Pasar Tiongkok yang lebih besar dan tumbuh lebih cepat merupakan pasar potensial bagi produksi EV Indonesia. Namun kendaraan listrik dengan penjualan tertinggi di Tiongkok menggunakan baterai bebas nikel. Kelangkaan nikel global menciptakan insentif bagi produsen untuk mengurangi atau bahkan menghilangkan kandungan nikel dalam baterai mereka melalui inovasi teknologi.


Pemerintah Indonesia sedang mempertimbangkan untuk mengurangi pajak impor kendaraan listrik untuk mendorong adopsi kendaraan listrik di dalam negeri.

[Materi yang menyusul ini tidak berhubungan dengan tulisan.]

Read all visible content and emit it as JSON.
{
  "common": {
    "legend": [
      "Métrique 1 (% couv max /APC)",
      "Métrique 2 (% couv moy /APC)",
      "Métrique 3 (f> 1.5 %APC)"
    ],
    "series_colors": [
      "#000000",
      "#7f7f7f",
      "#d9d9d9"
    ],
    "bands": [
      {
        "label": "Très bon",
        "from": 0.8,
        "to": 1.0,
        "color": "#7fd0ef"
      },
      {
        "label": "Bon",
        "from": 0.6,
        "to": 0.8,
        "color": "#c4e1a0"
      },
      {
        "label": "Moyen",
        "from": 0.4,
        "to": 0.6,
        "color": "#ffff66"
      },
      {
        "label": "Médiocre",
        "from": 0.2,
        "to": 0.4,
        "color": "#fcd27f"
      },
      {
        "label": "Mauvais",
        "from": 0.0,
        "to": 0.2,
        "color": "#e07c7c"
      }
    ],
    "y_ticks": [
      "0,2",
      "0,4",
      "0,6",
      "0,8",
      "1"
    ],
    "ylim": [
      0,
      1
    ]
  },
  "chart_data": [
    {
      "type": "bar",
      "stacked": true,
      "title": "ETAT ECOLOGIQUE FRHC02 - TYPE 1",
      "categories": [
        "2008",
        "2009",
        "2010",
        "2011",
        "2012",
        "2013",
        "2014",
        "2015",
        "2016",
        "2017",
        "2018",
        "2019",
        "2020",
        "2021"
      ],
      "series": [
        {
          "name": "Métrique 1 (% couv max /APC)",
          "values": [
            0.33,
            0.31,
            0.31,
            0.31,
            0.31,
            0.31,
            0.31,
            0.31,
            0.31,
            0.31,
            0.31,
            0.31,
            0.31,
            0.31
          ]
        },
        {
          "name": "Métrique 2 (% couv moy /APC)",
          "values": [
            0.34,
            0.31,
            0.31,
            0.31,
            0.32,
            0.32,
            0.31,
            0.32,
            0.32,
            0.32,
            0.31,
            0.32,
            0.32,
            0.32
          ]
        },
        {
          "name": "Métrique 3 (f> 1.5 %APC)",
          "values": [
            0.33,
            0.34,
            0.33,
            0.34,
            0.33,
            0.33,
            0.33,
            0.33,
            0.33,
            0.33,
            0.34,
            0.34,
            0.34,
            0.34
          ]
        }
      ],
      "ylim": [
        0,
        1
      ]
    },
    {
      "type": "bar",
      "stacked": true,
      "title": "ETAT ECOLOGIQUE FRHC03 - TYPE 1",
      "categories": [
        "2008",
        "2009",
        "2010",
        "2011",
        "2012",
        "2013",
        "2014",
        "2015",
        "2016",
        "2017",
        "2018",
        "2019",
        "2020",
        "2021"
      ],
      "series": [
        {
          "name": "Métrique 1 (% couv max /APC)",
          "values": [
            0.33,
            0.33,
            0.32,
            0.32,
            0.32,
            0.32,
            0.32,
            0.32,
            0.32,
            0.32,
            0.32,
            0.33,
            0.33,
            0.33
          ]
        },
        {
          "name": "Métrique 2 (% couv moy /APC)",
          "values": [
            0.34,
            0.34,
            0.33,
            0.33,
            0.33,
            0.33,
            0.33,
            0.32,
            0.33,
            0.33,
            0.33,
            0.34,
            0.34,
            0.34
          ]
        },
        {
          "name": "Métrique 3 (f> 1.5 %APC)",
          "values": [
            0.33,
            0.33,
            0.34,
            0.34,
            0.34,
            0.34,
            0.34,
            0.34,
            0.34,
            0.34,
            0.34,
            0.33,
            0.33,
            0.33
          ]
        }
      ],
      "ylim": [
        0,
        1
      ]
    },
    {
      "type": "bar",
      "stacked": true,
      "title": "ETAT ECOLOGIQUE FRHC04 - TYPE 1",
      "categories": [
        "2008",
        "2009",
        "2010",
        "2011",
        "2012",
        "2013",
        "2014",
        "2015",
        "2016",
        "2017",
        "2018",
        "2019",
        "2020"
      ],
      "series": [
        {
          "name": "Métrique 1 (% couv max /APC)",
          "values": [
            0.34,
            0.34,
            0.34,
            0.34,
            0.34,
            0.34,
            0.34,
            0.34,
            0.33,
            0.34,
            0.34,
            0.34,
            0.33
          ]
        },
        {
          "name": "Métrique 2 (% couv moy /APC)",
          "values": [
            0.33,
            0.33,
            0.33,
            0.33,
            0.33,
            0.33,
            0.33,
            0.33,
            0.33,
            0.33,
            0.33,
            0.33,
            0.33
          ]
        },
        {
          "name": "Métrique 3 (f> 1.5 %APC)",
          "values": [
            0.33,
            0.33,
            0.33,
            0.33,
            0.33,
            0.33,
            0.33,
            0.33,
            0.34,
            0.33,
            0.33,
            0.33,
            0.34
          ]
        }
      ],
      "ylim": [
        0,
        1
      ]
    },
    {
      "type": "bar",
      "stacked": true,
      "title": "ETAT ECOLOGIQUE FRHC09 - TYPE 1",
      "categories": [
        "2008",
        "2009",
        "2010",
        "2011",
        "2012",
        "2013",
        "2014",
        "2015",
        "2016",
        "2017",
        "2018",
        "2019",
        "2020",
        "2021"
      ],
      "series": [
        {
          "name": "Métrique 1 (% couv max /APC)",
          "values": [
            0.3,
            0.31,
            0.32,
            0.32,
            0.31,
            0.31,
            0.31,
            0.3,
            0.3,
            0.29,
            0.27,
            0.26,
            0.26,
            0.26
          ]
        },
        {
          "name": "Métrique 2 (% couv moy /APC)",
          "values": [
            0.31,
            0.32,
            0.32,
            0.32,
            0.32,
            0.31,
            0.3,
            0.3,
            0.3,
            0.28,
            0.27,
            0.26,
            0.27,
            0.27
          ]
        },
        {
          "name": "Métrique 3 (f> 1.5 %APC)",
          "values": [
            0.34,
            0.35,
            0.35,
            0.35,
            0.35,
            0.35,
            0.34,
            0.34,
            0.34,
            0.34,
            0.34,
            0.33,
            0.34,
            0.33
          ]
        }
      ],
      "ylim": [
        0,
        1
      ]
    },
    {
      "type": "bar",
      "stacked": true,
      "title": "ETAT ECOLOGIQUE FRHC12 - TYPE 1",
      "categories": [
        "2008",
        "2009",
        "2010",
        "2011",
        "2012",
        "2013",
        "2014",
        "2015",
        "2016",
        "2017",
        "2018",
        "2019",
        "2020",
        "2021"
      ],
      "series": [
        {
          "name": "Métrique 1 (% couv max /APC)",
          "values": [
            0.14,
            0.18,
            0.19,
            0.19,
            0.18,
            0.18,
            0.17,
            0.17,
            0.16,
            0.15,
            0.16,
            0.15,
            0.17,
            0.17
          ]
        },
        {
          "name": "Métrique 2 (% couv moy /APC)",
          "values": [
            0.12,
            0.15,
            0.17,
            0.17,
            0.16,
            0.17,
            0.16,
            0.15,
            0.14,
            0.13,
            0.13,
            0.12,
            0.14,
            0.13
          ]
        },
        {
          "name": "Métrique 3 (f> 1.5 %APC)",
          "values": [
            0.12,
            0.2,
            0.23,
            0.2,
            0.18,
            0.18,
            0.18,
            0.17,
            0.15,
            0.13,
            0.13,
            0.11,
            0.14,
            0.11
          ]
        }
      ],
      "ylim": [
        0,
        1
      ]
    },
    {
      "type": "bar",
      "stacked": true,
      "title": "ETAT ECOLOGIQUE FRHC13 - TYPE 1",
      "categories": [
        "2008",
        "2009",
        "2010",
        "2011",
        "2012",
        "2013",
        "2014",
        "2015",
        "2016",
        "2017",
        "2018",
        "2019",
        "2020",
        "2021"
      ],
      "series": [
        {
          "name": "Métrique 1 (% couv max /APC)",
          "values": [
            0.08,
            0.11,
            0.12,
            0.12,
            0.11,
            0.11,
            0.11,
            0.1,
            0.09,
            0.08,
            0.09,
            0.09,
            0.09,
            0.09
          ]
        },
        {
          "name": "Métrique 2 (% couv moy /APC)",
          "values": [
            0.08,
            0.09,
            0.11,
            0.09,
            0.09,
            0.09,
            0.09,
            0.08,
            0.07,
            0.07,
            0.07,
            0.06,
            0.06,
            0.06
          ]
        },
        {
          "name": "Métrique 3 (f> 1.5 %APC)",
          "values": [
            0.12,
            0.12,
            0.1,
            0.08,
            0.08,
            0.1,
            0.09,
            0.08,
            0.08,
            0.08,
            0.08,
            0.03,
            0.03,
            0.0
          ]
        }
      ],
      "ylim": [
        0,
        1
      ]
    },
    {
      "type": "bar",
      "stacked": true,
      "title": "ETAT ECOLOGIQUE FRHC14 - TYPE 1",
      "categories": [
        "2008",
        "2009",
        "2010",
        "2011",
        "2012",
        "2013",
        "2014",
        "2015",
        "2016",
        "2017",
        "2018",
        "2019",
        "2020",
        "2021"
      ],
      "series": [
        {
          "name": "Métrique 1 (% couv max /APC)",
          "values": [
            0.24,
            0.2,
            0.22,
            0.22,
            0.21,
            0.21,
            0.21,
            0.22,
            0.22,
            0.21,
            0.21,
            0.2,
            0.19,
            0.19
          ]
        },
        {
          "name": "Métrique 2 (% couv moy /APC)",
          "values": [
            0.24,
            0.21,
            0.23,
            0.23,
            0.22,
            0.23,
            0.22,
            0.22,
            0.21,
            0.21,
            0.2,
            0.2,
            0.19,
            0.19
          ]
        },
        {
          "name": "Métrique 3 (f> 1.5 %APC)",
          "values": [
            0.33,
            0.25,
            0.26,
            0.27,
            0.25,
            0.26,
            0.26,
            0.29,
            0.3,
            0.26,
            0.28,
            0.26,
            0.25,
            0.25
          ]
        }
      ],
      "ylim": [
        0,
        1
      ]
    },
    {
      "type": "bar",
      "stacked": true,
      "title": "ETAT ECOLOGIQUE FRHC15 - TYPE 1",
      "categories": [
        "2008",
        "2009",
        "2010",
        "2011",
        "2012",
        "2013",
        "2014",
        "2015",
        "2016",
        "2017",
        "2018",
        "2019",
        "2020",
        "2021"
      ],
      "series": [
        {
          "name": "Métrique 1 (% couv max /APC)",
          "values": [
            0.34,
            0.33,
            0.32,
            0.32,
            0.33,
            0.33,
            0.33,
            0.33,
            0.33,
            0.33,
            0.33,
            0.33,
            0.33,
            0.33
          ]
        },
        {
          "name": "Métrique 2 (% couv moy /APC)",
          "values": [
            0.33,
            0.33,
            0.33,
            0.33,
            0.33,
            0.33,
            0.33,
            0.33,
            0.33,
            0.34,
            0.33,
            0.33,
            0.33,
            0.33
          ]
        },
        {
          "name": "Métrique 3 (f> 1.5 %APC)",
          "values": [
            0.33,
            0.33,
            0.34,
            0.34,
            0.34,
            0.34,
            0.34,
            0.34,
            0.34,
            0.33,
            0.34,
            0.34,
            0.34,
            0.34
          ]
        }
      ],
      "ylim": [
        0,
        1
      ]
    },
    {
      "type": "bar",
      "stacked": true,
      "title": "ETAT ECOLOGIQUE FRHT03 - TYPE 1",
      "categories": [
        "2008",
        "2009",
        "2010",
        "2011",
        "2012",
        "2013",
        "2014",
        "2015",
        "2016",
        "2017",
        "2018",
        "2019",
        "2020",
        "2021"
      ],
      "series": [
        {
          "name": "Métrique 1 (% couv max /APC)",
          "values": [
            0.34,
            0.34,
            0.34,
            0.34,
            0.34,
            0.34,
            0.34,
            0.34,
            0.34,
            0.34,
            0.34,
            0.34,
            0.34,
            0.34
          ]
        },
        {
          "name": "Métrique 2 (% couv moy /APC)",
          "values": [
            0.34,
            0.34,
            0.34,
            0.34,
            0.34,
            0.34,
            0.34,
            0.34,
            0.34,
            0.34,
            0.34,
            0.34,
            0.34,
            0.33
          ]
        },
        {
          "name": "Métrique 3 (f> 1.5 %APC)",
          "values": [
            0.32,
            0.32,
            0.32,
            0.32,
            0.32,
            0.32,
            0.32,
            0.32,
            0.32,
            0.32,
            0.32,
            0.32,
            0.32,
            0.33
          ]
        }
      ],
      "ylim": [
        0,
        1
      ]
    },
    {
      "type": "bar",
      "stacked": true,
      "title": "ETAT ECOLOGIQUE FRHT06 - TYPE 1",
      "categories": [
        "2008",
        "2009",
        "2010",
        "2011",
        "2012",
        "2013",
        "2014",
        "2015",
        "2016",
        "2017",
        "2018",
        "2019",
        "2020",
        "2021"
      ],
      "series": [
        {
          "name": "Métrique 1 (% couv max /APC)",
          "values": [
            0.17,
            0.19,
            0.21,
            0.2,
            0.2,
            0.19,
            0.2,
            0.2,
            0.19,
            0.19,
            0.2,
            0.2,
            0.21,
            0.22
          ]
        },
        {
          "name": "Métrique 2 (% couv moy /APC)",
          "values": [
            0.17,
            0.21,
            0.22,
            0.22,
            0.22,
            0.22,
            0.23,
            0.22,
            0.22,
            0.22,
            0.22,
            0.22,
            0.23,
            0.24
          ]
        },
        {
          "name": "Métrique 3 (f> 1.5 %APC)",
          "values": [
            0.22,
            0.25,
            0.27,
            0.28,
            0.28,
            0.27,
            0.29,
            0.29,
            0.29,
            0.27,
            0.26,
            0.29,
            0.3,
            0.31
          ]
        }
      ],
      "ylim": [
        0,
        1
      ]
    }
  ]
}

Meskipun kebijakan ini dapat membantu tujuan adopsi kendaraan listrik di Indonesia, kebijakan ini bertentangan dengan tujuan hilirisasi nikel. Produsen kendaraan listrik di Indonesia harus bersaing dengan kendaraan listrik impor, yang dapat semakin mengurangi pangsa pasar kendaraan listrik yang diproduksi di dalam negeri dan membuat investor enggan membangun industri kendaraan listrik di Indonesia.


Dengan mempertimbangkan pengurangan pajak impor untuk kendaraan listrik, pemerintah Indonesia secara implisit mengakui bahwa membangun industri kendaraan listrik dalam negeri bertentangan dengan tujuan emisi nol bersih pada tahun 2060. Untuk saat ini, pilihan yang lebih baik adalah fokus pada skuter listrik, yang lebih mudah diproduksi dan lebih terjangkau bagi konsumen dalam negeri. Dengan memanfaatkan pasar ini terlebih dahulu, Indonesia secara bertahap dapat memperluas industri kendaraan listrik yang lebih besar.


Kebijakan perdagangan tetap menjadi kuncinya. Jika pemerintah Indonesia berpendapat bahwa Uni Eropa yang mengajukan gugatan terhadap Indonesia di WTO merupakan bentuk “ekspor paksa”, maka pemerintah Indonesia harus mengambil sikap diplomatis. Jika Indonesia ingin membatasi ekspornya, maka Indonesia tidak boleh mengeluh ketika Uni Eropa memberlakukan kontrol terhadap impornya dari Indonesia. Pemerintah Indonesia perlu memahami sifat timbal balik keanggotaan WTO jika ingin merundingkan masalah ini dengan mitranya.